Reality set in this morning. Obama won, I'm ecstatic, but there's so much work to do! Likewise, at our house, we partied last night but there was a big mess in the kitchen and throughout the house.

Also, we happened to eat meat ("flesh" is a way better term, kind of Biblical and guilt-inducing) for the past several days, which makes us wish for fish and veggies. We had a wonderful pot of Chile Verde containing both beef and pork on election eve, can't complain about that.

Tonight I made a tofu and vegetable curry accompanied by tomato and cilantro chutney and garnished with peanuts and Thai basil, followed by fresh pineapple.

Tuesday, October 14, 2008

Green Curry with Flounder


Surprisingly, this was a last-minute collaboration on a night when I didn't think we were going to end up cooking anything.

I softened carrots, a few cloves of garlic, and red bell peppers in peanut oil, then added chopped lemongrass, keffir lime leaves, galangal, and Thai basil, all of which Lawson minced finely. Then I added a tablespoon of premade green curry paste and a can of coconut milk and half a can of water.

I simmered that for about 20 minutes.

Then I briefly boiled some rice noodles I'd been soaking. I seasoned the curry with fish sauce. I added 3/4 pound of flounder to the curry and cooked it for about 5 minutes. At the end I stirred in chopped cilantro and topped it with more Thai basil.

Saturday, September 6, 2008

Fish Curry and Accompaniments


This was a typical Saturday night dinner for two: a green curry of fish (frozen albacore); a cucumber and tomato salad with basil, green onion, lime juice, and Kalamata olives from the Middle Eastern market; brown rice; and pear chutney from the freezer, which I made last Christmas season.

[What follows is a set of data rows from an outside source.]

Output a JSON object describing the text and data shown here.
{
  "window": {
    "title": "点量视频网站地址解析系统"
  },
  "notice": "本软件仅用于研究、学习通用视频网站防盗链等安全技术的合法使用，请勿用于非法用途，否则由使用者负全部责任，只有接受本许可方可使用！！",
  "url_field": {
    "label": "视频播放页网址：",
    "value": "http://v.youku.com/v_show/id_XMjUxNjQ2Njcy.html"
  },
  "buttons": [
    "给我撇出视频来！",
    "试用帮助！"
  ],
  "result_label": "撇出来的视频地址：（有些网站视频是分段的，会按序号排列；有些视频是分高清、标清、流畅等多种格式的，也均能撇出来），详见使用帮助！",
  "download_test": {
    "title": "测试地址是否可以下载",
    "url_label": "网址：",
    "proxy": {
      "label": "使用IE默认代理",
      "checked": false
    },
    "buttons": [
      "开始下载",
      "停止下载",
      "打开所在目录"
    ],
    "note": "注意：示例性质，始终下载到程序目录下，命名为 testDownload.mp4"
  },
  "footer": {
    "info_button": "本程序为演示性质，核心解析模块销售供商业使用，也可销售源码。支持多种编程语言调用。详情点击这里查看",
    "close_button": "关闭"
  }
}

I was very impressed with the olives. I had gotten in the habit of buying pitted Kalamatas for convenience, but these were whole and unviolated, and they were so flavorful and firm.

Sunday, February 24, 2008

Indian Fish Curry with Tamarind and Cucumbers


I couldn't get a pretty picture of this dish, so here instead is a cucumber plant from Lawson's 2006 garden. No good pictures from 2007 -- it was a bad garden year for the ol' cucurbits.

This curry was a wonderful surprise. I'd bought a fresh coconut on sale at the grocery store the week before, and we needed to use it quickly. I'd also bought some flounder, plus the usual assortment of buy-first-figure-meals-out-later vegetables. So Lawson found this recipe for which we happened to have all the ingredients, plus a few more. It's from Jennifer Brennan's One Dish Meals of Asia, which is one of Lawson's cookbooks I've never really looked at.

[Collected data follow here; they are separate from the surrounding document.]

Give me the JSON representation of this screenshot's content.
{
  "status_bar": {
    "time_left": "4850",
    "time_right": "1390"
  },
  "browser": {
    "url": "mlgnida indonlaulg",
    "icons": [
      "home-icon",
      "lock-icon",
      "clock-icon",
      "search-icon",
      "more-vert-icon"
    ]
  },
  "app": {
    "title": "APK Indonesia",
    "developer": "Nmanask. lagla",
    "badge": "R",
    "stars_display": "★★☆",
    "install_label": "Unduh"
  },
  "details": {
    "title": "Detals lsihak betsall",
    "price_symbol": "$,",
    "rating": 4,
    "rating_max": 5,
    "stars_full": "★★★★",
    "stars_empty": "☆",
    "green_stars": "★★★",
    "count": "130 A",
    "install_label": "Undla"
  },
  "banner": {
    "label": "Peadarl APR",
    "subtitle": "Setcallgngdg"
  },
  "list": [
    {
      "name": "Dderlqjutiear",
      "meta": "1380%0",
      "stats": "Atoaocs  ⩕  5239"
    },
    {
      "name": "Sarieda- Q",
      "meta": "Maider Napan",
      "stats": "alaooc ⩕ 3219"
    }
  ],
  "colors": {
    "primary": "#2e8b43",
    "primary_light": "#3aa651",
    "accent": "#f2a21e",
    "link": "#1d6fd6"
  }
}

It's easier than many other curries because you can use the food processor. And it's refreshing -- not so aggressively rich and creamy as a green curry made with coconut milk.

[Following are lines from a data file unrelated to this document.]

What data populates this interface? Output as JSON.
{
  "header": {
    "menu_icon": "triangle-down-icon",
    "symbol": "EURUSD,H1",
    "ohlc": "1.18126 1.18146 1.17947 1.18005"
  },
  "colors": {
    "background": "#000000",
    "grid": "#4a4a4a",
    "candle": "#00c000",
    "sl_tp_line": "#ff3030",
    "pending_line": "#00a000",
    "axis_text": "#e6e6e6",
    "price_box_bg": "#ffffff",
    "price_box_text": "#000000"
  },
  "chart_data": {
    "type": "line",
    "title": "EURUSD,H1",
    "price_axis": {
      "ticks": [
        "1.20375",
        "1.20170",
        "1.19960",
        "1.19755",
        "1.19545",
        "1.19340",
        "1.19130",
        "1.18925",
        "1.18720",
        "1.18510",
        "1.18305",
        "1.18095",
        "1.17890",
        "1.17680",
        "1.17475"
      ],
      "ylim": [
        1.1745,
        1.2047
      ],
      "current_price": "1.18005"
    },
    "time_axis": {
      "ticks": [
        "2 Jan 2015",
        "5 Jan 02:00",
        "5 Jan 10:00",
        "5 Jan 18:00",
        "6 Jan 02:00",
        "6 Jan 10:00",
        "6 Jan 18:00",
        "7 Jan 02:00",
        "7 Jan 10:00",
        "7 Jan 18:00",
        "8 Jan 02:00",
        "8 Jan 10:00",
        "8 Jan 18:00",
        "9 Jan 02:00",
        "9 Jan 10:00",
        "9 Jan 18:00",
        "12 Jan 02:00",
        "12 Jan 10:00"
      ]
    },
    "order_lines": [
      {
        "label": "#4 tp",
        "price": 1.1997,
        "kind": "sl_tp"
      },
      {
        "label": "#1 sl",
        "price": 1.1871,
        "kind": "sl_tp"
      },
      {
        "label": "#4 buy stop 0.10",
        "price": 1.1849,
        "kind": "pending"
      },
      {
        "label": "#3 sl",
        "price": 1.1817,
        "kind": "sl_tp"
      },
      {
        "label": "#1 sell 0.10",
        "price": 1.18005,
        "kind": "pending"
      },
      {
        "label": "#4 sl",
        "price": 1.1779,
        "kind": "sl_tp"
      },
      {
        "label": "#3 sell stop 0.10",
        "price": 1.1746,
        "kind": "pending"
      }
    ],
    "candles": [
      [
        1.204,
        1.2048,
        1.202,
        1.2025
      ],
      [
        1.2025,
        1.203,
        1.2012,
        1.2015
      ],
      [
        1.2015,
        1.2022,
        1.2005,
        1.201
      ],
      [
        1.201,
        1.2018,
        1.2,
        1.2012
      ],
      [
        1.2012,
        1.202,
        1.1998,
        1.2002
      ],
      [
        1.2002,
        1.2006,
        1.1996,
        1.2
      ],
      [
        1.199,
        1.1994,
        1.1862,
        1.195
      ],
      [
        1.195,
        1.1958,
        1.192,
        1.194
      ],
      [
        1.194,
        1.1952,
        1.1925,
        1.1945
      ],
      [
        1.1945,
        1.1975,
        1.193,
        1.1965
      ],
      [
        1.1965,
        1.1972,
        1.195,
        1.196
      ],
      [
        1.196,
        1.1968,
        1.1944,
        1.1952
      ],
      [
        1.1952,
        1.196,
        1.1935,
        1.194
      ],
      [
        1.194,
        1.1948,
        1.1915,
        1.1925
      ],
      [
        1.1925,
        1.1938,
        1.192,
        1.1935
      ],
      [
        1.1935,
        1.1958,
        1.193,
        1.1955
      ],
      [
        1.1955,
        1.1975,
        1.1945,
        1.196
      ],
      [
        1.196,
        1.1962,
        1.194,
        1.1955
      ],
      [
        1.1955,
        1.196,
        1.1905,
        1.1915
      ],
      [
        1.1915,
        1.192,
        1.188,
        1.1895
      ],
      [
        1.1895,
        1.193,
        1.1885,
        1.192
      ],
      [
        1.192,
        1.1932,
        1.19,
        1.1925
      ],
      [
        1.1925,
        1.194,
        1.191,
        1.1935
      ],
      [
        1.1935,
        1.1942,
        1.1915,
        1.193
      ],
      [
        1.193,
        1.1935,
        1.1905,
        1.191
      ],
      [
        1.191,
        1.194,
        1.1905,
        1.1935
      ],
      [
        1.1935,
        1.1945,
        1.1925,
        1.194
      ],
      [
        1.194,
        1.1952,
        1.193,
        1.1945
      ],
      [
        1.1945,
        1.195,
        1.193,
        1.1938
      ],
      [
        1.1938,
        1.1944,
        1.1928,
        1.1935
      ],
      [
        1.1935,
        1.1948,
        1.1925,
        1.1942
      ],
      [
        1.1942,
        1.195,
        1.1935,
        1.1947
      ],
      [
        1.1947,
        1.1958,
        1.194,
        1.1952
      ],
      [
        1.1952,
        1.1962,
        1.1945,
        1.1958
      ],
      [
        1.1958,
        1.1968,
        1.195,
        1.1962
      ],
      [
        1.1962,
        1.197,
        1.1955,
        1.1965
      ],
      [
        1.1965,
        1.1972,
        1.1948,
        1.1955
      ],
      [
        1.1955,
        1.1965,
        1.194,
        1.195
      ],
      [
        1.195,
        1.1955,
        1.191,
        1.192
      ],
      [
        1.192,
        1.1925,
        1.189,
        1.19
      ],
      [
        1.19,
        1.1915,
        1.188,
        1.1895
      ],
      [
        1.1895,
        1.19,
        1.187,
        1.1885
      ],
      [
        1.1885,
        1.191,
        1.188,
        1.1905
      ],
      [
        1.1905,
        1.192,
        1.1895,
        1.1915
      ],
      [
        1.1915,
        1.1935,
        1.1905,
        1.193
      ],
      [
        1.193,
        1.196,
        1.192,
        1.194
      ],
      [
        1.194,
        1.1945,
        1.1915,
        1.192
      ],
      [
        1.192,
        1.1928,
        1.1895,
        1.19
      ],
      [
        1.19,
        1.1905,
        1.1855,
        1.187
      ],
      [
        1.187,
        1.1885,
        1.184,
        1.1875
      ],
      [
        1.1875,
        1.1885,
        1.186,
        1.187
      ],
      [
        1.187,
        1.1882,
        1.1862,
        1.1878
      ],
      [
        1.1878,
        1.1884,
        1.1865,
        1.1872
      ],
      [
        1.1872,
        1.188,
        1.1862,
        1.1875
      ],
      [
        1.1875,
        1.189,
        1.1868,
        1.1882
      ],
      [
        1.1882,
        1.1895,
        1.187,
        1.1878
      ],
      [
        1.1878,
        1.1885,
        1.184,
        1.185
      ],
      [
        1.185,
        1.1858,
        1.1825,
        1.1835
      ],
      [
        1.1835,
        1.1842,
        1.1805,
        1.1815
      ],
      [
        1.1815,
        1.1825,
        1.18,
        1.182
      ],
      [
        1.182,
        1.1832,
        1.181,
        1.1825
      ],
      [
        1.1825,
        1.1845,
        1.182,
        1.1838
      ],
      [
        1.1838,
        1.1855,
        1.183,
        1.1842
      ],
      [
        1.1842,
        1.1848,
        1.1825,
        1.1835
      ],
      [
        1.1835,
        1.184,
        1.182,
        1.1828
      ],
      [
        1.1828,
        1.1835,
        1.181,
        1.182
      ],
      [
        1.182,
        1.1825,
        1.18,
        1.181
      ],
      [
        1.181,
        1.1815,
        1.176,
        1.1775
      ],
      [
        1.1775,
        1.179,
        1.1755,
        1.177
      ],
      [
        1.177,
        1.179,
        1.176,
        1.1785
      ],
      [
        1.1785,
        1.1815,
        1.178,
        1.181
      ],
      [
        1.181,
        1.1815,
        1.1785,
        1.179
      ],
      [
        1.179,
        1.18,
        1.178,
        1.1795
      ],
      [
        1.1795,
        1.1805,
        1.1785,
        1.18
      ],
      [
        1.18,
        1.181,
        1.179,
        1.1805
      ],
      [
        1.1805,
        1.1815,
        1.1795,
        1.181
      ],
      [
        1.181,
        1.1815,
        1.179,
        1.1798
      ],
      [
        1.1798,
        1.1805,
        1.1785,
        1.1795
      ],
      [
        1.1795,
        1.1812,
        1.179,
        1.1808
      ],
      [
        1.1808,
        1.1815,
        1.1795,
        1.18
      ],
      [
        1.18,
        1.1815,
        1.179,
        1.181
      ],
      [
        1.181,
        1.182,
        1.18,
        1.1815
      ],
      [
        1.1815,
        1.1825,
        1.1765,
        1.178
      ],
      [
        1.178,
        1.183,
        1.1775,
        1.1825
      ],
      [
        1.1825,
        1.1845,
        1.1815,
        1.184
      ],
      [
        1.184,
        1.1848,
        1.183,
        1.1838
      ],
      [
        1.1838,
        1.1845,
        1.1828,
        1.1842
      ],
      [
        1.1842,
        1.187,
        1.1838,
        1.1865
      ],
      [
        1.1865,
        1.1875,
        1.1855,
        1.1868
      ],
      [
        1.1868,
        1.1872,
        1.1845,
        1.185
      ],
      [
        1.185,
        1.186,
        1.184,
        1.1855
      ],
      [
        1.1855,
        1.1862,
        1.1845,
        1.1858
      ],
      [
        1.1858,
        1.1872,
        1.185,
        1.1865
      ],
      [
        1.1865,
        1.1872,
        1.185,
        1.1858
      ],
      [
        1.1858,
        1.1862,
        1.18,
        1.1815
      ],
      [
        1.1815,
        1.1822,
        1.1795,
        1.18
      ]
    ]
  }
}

First, mix together and set aside:
- 1 tablespoon tamarind concentrate or 2 tablespoons wet tamarind (the recipe says you can use 1 tablespoon molasses and 1/2 cup lemon juice if you have no tamarind)
- 1 1/2 cups hot water

Run through the food processor to make a paste:
- 1 onion
- 4 or fewer small fresh hot green chiles, seeds and ribs removed
- 1/2 cup fresh coconut, broken or cut into chunks, or 1/3 dried unsweetened shredded coconut moistened with some water
- 1 small bunch cilantro
- a 1" chunk of ginger

Heat in a wok or big saucepan over medium-high heat:
- 4 tablespoons peanut oil

When just smoking, add and fry until they pop open:
- 1/2 teaspoon black mustard seeds

Add and cook:
- 1 red bell pepper, sliced

Then add the curry paste and a bay leaf. Reduce heat to medium and stir-fry for 3 minutes.

Add and blend:
- 1 to 1 1/2 pounds of firm white fish, cut into 2" strips (the flounder broke down quite a bit, which was fine, but cod or something would stay together better)
- the tamarind water
- 1/2 teaspoon ground turmeric
- 1 teaspoon ground cumin
- 1/2 teaspoon salt
- 1 cucumber, peeled and cut into 1" chunks

Bring to a simmer, cover, and let cook for 3 to 5 minutes, until fish and cucumber are just cooked. Serve over rice.